The Golf Course was purchased in 1939 by the city of Aiken and operated by the city until 1959. During these twenty years, golf professionals Mike Lucas and Orville White, carried on the tradition of teaching and promoting golf in Aiken. Mr. Lucas, the father of the Tri-States Open, originated the tournament in 1946 and was its host Professional until he went to Greenville Country Club in 1949. Robert W. Knowles, Jr. of Aiken was the first Champion of the event. The tournament was conducted for 16 years and brought players like Julios Boros, Johnny Palmer and P. J. Boatwright to compete.
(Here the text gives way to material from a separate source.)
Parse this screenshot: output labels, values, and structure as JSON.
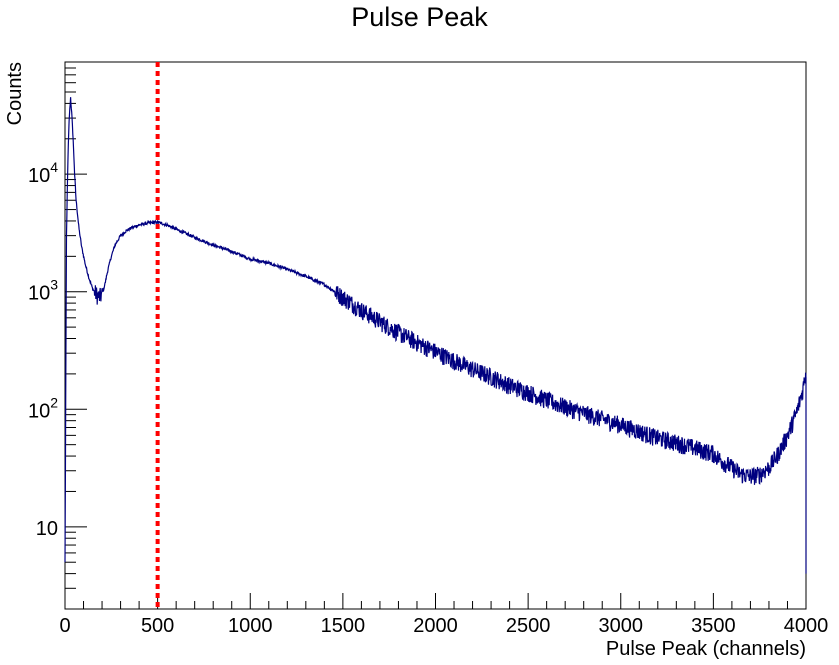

Orville White, a former tour player and Masters contestant in 1935 and 1936, became the club’s Professional in 1951. Mr. White would remain the man to beat at The Aiken Golf Club until the city decided to sell the course in 1959. As Professional of the Club, he ran the Tri-States for nine years and gave many fine players their start in the game.
The city of Aiken decided to sell the course in 1959 due to the lack of funds to operate the club properly. The club was purchased by James McNair, Sr. and the name was changed to Highland Park CC. Mr. McNair, an experienced golf professional and renowned player, brought the course in step with the times. He added a pool and hosted many club functions that provided an environment where the family was welcome. Teaching many juniors to play and love the game made the course a place of refuge for many who were fortunate enough to share his knowledge. The legacy of the course and Mr. McNair can be seen in the number of successful professionals he trained at the facility. Mr. McNair retired in 1987 and handed the course over to his son, James McNair, Jr. Mr. McNair, Sr. still holds the historic course record of 58.
The next 18 years in the club’s history were marked with increasing difficulties. Jim would be faced with an increase in areas courses and a lack of irrigation. The layout was fine but the old infrastructure was not maintainable by market standards. It was time to rebuild the facility from the ground up and with the help of the city, Jim began construction in 1997. The course was completed in the fall of 1999. The name of the course has been changed to The Aiken Golf Club.
Jim McNair, Jr.’s vision for The Aiken Golf Club’s future is to provide a golfing experience for its members and guests that is reminiscent of a time when the game was appreciated for its Scottish Traditions. Jim Jr. has brought the “Ross” back to The Aiken Golf Club. In 2012, the Centennial Year, Jim was declared as a course designer, along with Ross and Inglis.